Krugman sugere que não é necessário acabar com bancos, mas que se pode criar um sistema público eficiente de pagamentos, baseado em contas privadas.

Atualmente os americanos só podem usar o dólar físico como passivo do Fed, e uma CBDC permitiria ao cidadão comum ter depósitos digitais diretamente no Fed — o que já é possível para bancos.

Krugman defende que, se instituições financeiras têm esse acesso, os cidadãos também deveriam

Quando nasceu o Pix

O Pix foi gestado em meados de 2016, ainda na gestão de Michel Temer como presidente. À época, o BC ainda não era autônomo como é hoje por lei. O presidente era Ilan Goldfajn, indicado pelo então emedebista.

Todavia, o Banco Central foi mais vocal sobre o projeto e seu eventual lançamento só em fevereiro de 2020, sob Bolsonaro. Em 16 de novembro do mesmo ano a modalidade de pagamento foi oficialmente disponibilizada à população.

A funcionalidade mudou drasticamente o ambiente de pagamentos brasileiro, dado que proporcionou pagamentos em segundos e que funcionam 24 horas e sete dias por semana.

Atualmente o sistema atinge 93% da população adulta do país, segundo fontes como Fundo Monetário Internacional (FMI), e é tido como referência global.

Raio-X do Pix

  • 858 milhões de chaves cadastradas
  • 168 milhões de brasileiros que já fizeram transações com o meio de pagamento
  • Mais de R$ 60 trilhões transacionados desde o lançamento
  • Recorde de 276,7 milhões de operações em um dia, em 6 de junho de 2025, totalizando R$ 135,6 bilhões

Em que pé está a CDBC brasileira, o Real Digital, ou Drex

A moeda digital de banco central brasileira foi chamada de Drex – abreviação para Digital Real X.

Trata-se da versão eletrônica da moeda fiduciária (o Real, no caso do Brasil) que tem valor equivalente ao da moeda física, sendo regulada e emitida pelo BC.

Em meados de agosto de 2020 o BC criou o grupo de estudo para emissão do Drex e um ano depois começou a publicação das diretrizes do projeto, definindo objetivos legais, operacionais e tecnológicos.

Em 2023 se iniciaram os testes com a plataforma tokenizadora, com registros de ativos financeiros e real tokenizado destinados ao varejo e atacado e também a interligação de instituições como Banco do Brasil à plataforma Hyperledger Besu (DLT) para validação técnica e interoperabilidade.

Há possibilidade de o Real Digital ser lançado ainda neste ano de 2025. A previsão inicial era entre o fim de 2024 e o primeiro semestre de 2025, mas o BC adiou o lançamento.

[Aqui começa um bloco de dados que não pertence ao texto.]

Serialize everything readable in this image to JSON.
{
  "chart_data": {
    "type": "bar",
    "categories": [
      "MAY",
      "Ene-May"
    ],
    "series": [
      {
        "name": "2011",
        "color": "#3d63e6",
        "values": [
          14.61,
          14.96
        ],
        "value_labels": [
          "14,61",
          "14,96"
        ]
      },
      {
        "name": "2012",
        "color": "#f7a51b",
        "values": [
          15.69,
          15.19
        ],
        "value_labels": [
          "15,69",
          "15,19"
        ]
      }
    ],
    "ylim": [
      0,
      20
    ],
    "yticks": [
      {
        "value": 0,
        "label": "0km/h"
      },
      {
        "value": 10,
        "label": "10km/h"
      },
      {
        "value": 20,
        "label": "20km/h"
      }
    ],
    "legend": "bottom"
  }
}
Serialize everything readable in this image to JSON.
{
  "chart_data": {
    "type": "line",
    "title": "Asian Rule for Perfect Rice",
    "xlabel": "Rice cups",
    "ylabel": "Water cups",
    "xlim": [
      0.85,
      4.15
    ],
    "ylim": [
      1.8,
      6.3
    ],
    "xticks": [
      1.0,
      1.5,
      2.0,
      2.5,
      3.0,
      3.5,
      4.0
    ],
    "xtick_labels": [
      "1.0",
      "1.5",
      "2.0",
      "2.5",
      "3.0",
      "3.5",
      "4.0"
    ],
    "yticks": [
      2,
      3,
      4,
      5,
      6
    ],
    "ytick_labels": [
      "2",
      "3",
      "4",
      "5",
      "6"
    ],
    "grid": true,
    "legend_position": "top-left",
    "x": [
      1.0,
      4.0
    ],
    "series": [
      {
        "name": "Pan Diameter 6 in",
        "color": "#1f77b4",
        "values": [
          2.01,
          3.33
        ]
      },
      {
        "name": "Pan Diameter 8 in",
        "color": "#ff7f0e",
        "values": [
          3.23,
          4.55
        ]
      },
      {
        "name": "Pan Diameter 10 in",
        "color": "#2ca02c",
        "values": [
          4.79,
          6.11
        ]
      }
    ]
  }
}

Em um comunicado recente o governo desmentiu que o projeto de moeda digital virá para substituir o papel-moeda, frisando que o Drex surge como uma alternativa digital, pensada principalmente para transações eletrônicas, e seu uso não deve alterar significativamente a procura por dinheiro físico.

Além disso, o governo declarou que o Drex não irá rastrear operações financeiras de indivíduos.